I don't know if it is really an issue of caring what others think about their rank list - at least, not for me. I concur with Fenster that it is often hard to get a good feel of a program, especially only being there for a day, as many programs do start blending together and it's hard to tell them apart. I would also like to add that my ability to find out what I needed from a program changed over the course of interview season. In the beginning I just wanted to impress, and I really didn't know what questions were more important for me to be asking programs - but with subsequent interviews, a particular feature or two may have stood out at certain programs, and then I started asking other programs if they had options for that as well. So my ability to judge latter programs became more refined, but now I'm perplexed about some of my earlier interviews as I have a lot of unanswered questions that I wish I could go back and ask about.
Some of us also process things by bouncing off ideas on others - which isn't necessarily a bad thing. On one hand, I do appreciate your and Nasrudin's decisiveness, as being able to trust your own intuition and judgment is probably a good skill to have in a psychiatrist. Maybe others of us haven't yet gotten to the point of trusting sufficiently in our own gut feelings about things yet. Maybe we are trying to use logical reasoning to solve an emotional dilemma. But I don't think it is always a case of a person not being able to trust his/her own intuition or caring too much what others think, as it's sometimes just about not having enough info, and wanting to throw a program out there to see if anyone has any 'juicy tidbit' that they can add some information about. I don't necessarily find other people's rank lists to be as helpful as the *reasoning* given for ranking one program above another (if it's based more than just on gut feel) as that is something I can consider for my own list. It's the next 4 years of our lives after all....

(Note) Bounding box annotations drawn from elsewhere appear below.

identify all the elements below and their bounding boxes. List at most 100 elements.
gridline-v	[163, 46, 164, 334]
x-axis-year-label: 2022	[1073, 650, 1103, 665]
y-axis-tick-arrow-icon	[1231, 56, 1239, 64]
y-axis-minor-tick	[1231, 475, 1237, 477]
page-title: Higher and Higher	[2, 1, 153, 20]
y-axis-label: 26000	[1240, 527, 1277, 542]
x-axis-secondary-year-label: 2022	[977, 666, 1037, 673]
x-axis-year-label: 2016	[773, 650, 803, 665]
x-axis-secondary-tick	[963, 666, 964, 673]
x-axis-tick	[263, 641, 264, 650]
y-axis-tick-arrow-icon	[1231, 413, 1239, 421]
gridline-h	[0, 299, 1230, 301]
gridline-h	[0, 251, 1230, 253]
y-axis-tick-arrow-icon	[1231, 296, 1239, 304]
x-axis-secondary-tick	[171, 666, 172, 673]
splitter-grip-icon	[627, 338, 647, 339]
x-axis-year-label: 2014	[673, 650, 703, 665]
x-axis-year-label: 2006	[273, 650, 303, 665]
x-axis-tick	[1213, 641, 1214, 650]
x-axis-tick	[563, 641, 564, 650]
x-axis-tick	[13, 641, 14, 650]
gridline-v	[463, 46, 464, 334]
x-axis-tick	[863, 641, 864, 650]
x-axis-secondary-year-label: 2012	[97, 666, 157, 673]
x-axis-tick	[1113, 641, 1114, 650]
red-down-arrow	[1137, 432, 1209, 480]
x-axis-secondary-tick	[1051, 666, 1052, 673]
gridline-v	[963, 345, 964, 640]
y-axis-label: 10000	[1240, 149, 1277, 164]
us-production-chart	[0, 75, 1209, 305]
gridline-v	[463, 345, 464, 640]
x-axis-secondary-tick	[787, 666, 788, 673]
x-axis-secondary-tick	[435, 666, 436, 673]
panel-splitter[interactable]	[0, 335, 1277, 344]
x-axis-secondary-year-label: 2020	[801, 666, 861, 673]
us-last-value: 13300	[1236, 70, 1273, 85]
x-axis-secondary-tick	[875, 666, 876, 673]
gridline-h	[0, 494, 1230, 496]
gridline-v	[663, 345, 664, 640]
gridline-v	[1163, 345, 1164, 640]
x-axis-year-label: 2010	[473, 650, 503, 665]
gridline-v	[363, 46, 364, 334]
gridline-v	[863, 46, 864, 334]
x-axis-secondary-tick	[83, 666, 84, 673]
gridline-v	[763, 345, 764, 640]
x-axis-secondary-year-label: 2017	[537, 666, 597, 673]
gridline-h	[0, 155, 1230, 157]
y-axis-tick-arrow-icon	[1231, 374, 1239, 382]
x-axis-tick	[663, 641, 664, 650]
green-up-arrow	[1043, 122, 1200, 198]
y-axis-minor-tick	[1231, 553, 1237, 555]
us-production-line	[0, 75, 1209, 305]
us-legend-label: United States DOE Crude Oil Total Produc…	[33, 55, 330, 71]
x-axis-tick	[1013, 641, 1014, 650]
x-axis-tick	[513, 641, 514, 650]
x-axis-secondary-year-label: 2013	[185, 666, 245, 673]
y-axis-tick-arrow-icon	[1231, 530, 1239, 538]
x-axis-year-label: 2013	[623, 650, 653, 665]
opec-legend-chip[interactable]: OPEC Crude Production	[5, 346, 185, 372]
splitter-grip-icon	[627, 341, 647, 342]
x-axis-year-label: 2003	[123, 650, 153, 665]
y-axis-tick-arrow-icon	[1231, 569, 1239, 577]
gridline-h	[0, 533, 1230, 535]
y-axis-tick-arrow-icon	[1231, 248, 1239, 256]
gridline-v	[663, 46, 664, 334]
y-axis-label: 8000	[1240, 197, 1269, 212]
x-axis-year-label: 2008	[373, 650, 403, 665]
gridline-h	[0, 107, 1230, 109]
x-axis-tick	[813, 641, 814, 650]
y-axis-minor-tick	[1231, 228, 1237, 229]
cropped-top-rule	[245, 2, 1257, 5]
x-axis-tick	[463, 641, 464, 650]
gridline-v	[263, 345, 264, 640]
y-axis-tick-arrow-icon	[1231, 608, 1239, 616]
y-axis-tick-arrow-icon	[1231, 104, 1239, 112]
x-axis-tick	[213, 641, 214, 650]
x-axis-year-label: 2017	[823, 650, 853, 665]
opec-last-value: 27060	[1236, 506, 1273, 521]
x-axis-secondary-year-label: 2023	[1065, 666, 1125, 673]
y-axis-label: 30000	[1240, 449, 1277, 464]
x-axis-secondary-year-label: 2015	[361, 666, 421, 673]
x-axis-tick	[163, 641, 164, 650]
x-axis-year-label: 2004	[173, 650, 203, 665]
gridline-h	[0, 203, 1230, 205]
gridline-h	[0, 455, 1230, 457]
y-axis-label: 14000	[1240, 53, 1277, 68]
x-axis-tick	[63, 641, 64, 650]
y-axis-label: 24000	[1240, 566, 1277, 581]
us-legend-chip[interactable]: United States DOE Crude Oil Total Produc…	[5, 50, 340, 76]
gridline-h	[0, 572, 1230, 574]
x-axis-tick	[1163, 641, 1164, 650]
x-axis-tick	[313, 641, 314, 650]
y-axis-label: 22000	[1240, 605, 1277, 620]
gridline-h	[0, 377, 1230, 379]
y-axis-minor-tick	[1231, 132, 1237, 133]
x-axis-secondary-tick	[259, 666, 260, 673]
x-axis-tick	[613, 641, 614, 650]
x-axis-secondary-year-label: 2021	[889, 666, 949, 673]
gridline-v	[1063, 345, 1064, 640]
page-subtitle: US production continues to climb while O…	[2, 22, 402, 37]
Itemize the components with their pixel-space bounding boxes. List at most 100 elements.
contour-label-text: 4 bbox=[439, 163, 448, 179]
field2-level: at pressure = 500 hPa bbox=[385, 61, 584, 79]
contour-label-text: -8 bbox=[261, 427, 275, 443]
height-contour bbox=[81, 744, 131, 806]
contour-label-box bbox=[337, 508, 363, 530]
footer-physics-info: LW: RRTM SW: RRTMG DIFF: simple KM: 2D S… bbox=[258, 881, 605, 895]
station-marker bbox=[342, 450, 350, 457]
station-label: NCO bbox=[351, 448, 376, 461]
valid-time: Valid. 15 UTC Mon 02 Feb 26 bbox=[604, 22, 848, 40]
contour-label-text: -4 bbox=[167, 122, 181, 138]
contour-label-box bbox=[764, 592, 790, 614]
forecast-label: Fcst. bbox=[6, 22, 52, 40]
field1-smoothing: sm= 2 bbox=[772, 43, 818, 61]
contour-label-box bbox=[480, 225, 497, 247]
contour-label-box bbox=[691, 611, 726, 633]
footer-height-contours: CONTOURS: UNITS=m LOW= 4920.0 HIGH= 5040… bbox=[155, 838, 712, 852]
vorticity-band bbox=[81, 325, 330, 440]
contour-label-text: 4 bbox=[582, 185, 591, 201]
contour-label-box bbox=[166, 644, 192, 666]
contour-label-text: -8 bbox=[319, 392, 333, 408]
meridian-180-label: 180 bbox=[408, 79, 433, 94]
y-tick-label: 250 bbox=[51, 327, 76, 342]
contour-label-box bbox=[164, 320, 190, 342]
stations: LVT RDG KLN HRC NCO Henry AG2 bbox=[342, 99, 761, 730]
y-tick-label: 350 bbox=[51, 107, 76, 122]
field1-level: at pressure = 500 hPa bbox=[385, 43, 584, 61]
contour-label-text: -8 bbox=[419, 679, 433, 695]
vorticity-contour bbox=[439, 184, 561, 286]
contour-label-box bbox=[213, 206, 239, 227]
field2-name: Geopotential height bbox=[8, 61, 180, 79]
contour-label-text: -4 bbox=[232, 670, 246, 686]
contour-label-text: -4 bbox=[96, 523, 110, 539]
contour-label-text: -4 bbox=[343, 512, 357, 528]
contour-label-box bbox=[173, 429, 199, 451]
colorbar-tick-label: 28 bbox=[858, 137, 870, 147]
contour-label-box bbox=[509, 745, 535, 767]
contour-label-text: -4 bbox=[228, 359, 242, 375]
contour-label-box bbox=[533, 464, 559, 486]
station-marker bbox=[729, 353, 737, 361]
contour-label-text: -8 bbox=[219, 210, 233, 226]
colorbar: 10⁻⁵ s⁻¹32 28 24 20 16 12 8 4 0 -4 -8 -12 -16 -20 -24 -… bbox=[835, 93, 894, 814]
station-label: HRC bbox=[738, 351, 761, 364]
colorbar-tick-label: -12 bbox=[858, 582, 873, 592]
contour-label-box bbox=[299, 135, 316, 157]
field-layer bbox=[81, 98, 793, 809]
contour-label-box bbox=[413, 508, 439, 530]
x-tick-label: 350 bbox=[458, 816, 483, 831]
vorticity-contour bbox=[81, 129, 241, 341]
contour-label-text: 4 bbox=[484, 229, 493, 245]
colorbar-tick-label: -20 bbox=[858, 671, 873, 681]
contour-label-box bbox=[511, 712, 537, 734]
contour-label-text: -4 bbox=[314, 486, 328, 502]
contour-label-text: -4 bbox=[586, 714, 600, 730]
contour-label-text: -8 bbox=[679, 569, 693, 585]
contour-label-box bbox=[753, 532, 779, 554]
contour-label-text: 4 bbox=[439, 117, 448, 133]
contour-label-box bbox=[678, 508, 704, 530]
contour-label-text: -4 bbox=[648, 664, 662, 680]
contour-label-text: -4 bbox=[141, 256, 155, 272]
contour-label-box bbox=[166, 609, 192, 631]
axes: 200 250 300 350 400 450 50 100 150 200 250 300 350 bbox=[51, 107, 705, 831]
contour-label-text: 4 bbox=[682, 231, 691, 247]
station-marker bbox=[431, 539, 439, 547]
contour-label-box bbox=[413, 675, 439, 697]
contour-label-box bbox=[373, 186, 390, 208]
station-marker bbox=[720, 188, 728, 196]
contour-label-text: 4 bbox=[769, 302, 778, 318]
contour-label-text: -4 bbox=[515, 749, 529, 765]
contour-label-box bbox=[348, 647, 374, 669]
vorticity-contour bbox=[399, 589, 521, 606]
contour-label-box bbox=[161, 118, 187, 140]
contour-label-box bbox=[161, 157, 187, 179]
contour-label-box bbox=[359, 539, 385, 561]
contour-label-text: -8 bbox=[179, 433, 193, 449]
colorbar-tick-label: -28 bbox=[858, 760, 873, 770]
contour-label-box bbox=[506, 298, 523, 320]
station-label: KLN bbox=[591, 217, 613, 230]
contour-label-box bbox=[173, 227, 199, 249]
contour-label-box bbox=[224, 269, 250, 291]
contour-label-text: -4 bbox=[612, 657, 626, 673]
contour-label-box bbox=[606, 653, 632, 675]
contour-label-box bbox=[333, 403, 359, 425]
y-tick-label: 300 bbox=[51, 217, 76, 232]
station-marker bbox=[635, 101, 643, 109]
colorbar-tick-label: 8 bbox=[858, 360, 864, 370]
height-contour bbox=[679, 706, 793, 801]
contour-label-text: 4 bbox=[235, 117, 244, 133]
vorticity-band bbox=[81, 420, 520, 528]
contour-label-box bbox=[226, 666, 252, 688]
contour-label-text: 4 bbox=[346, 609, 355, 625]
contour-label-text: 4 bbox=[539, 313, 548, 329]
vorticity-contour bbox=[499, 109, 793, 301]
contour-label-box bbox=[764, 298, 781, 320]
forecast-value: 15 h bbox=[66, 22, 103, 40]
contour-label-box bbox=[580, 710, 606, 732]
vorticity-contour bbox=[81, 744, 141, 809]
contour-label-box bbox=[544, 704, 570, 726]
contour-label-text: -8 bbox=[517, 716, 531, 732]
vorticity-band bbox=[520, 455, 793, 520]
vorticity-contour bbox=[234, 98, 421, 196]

A lot of the programs blended together for me, too, but from that I have concluded I will be fine at a bunch of different programs, so I focus more on the location as the tiebreaker (what separates #1 from #2, so on). That is the essence of my process in a nutshell, that with a list of acceptable programs, location is the key.
I started "researching" programs and locations 2 years ago, relying heavily on SDN to make up my app list, and also checking out cities through other sources like city-data forums, etc. So by the time the app list got boiled down to the 12 programs and cities where I interviewed, I had a pretty good idea about the pros and cons of both the programs and the locations. I still got surprised, mostly pleasantly, by some of the locations I wasn't as sure about that ended up being "better" than what I expected. Only one city "disappointed" me, but I liked the program and will still rank it, just near the bottom of my list.
I have thought about it, and I think this is a huge factor in what helped me be so decisive: for nearly every interview in a city I had never before visited (which was most of them), I spent an extra full day looking around, checking out neighborhoods. It cost more money, and an extra day of my precious time (but I interviewed during a vacation period, so the time factor wasn't much of an issue), but it was well worth it. If all one did was drop into a city after dark, spent the next day inside a building answering the same questions and seeing the same stuff you have seen everywhere else, and then you rush off to the airport, I can see how not only programs but locations are hard to differentiate. When I spent the extra day, it was usually the day after the interview, especially for places I flew to. I found it was very difficult to schedule a return flight the evening of an interview, anyway, so I just stayed an extra day, looking around.
Bottom line: I don't think there is just one perfect program or location for me, but I am not restricted by family considerations in this process, and I don't have to worry about a job for a spouse or sig other (got neither), or schools for kids (got none), nor do I need to be near aging parents (mine are pretty spry). As for programs, I am simply looking for solid clinical training (I have no research or academic interests, and I am undecided about fellowships at this point) in a non-malignant program with reasonable workload, populated with friendly/happy people, in a city where I can find diversions when I get some time off. As for locations, climate matters a lot to me; no more snowy cold winters for this guy, and I care about reasonable cost of living, and I would prefer at most a medium sized city with good transportation options (either less driving involved, or the majority of program sites are in a single location, or if there is lots of driving, it isn't a burden, with easy parking, etc).
One final thought on the "not caring what others think" thing: What I mean is that nobody can really help me with this decision - only I know what matters to me, and as much information as I can provide as to my process, I seriously doubt if anyone could come up the rank list I now have. I do trust my process, and my judgment, and I do have people I bounce ideas off of, but there is nothing someone could tell me at this point that would affect the order of the programs on my rank list. Shorthand for the above is "I don't care what others think."